Jasmine Akbarali at Lerners LLP says the ruling was widely expected, given the overreaching nature of the reference questions. The attorney general here, says Akbarali, was trying to find a way to impose significant Constitutional change without consulting the provinces or any of the stakeholders.
“It’s almost cute,” she says. “There was a lot of stuff in there that the court didn’t seem to be too impressed with in the AGC’s arguments. There was a lot of form over substance — the idea that if I can do this without technically changing the word, then I’m okay. It doesn’t matter that I’ve just interpreted things in such a way that they are fundamentally altering the Constitutional structure in this country since Federation.”
In particular, Akbarali suggests it is “ludicrous” to suggest that a consultative process — in which provinces might offer a list of senatorial candidates — would not limit the prime minister’s discretion.
“There's an absurdity to the idea that a federal government would pass an act creating this consultative process, that we would put all of this money into consultative elections, that these results would come out, and that the Supreme Court of Canada should assess that as if it all means nothing. It doesn't make any sense at all.”

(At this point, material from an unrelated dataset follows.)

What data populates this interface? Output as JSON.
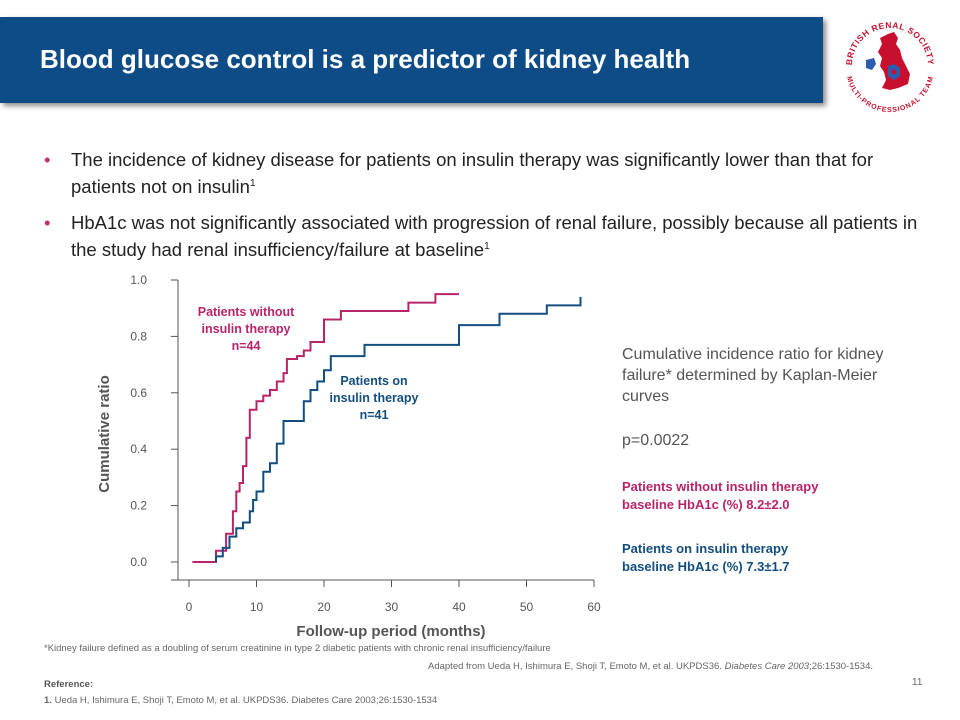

Another question asked whether abolishing the Senate by removing any mention of it within the Constitution might be acceptable. Again, Akbarali is flabbergasted, and wonders how the Senate might have dealt with that amendment when it came before Senators for approval.
“It was quite something that they were trying to do, but I think the real take away from all this is that to the extent that there are fundamental changes that are being contemplated to institutions that are going to engage the interest of all of the stakeholders, then all of the stakeholders have to be part of that discussion.”